On 10/10/2020 22:05, Toby Douglass wrote:
> On 10/10/2020 21:43, David Brown wrote:
>> On 09/10/2020 23:35, Toby Douglass wrote:
>>> On 09/10/2020 20:28, David Brown wrote:
> 
>>> I would like - but cannot - reply to the list, as their email server
>>> does not handle encrypted email.
>>
>> I've put the help list on the cc to my reply - I assume that's okay for
>> you.
> 
> Yes.
> 
>> (Your email to me was not encrypted, unless I am missing something.)
> 
> I mean TLS for SMTP, as opposed to say PGP.
> 

Ah, you have your own mail server that sends directly to the receiving
server?  I always set up my mail servers to send via my ISP's server (a
"smarthost" in Debian setup terms).  That makes this kind of thing an SEP.

>>>> I work primarily with microcontrollers, with 32-bit ARM Cortex-M
>>>> devices
>>>> being the most common these days.  I've been trying out atomics in gcc,
>>>> and I find it badly lacking.
>>>
>>> The 4.1.2 atomics or the later, replacement API?
>>
>> I am not sure what you mean here, or what "4.1.2" refers to - it doesn't
>> match either the gcc manual or the C standards as far as I can see.
> 
> GCC introduced its first API for atomics in version 4.1.2, these guys;
> 

Jonathan Wakely explained the reference.  I've read the manuals for a
/lot/ of gcc versions over the years, but I don't have all the details
in my head!

> https://gcc.gnu.org/onlinedocs/gcc-4.1.2/gcc/Atomic-Builtins.html
> 
> Then in a later version, which I can't remember offhand, a second and
> much evolved version of the API was introduced.
> 

Yes.

>> However, "atomic" also has a simpler, more fundamental and clearer
>> meaning with a wider applicability - it means an operation that cannot
>> be divided (or at least, cannot be /observed/ to be divided).  This is
>> the meaning that is important to me here.
> 
> Ah and you mentioned atomically writing larger objects, so we're past
> just caring about say word tearing.
> 

Yes.  Sizes up to 4 bytes can be accessed atomically on this processor
using "normal" operations, and 8 byte accesses are atomic if specific
instructions are used.  (gcc generates these for non-atomic accesses.)
I am hoping to be able to put together a solution for using standard
C11/C++11 atomic types of any size and know that these actually work
correctly.  It is not essential - I can make my own types, functions,
etc., and use them as needed.  But it would be nice and convenient to be
able to use the standard types and functions.

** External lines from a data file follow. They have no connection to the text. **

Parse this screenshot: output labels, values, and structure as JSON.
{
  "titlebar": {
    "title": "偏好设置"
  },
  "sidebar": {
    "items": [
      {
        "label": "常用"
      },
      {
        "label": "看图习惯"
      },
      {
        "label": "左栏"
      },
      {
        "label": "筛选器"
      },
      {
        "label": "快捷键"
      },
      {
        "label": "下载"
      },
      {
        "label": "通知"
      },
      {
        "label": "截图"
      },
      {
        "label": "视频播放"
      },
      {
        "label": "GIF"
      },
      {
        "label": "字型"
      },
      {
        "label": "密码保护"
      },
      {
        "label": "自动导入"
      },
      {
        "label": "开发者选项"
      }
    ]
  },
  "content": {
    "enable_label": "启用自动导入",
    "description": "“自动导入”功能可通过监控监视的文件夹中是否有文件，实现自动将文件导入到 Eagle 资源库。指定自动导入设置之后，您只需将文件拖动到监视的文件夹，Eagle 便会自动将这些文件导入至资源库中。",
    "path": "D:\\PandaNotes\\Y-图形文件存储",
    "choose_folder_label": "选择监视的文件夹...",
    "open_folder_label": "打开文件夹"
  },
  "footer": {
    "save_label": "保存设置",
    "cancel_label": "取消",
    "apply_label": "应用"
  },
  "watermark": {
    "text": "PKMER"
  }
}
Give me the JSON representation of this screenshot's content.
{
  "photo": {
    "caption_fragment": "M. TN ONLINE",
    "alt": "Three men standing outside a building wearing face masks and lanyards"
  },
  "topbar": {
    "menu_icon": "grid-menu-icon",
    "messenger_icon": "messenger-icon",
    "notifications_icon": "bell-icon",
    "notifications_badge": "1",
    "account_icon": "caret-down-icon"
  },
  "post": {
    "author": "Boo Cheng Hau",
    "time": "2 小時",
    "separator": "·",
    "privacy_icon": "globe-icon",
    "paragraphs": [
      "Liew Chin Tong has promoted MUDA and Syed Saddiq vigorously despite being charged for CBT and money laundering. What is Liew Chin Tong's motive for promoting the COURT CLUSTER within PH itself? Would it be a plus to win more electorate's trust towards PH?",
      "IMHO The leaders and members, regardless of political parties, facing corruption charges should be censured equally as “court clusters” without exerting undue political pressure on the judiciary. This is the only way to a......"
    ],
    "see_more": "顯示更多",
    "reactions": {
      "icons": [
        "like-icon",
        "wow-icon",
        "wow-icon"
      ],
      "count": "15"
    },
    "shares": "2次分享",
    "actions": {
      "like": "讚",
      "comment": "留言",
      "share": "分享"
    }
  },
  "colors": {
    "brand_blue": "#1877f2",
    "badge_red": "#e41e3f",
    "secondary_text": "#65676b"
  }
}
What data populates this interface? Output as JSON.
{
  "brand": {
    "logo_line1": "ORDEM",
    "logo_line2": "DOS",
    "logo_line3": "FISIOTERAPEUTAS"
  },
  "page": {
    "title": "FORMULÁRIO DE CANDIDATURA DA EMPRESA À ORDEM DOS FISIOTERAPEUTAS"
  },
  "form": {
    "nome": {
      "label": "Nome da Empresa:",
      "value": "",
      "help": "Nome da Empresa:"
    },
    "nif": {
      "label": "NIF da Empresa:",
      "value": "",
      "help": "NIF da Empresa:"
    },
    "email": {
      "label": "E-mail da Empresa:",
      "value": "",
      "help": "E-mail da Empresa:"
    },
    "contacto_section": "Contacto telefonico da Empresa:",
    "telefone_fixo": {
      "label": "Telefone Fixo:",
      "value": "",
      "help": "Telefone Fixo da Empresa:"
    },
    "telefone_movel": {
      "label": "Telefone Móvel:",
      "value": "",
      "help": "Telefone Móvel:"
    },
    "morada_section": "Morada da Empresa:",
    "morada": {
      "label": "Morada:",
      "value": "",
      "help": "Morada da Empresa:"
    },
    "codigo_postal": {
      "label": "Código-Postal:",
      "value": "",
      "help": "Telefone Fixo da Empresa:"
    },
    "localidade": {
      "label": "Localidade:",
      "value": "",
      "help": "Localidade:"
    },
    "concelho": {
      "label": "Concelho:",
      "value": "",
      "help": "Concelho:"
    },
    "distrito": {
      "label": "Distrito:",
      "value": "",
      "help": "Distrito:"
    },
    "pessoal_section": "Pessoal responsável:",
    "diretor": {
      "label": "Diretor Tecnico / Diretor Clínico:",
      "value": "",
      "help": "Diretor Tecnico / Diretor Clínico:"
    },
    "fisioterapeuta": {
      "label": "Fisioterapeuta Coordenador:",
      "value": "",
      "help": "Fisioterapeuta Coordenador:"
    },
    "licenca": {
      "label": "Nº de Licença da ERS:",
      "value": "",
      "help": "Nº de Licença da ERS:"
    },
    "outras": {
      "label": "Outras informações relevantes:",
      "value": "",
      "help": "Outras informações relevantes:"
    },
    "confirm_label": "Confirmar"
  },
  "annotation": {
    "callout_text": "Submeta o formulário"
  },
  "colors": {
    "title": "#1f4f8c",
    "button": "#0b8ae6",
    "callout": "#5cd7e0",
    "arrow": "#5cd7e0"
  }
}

>From Jonathan's replies, it seems I can simply make my own libatomic
implementations and use them.

>> What it means is that if thread A stores a value in the
>> atomic variable ax, and thread B attempts to read the value in ax, then
>> B will read either the entire old value before the write, or the entire
>> new value after the write - it will never read an inconsistent partial
>> write.
> 
> I could be wrong, but I think the only way you can do this with atomics
> is copy-on-write.  Make a new copy of the data, and use an atomic to
> flip a pointer, so the readers move atomically from the old version to
> the new version.

I've been thinking a bit more about this, inspired by your post here.
And I believe you are correct - neither ldrex/strex nor load/store
double register is sufficient for 64-bit atomic accesses on the 32-bit
ARM, even for plain reads and writes.  That's annoying - I had thought
the double register read/writes were enough.  But if the store double
register is interruptible with a restart (and I can't find official
documentation on the matter for the Cortex-M7), then an interrupted
store could lead to an inconsistent read by the interrupting code.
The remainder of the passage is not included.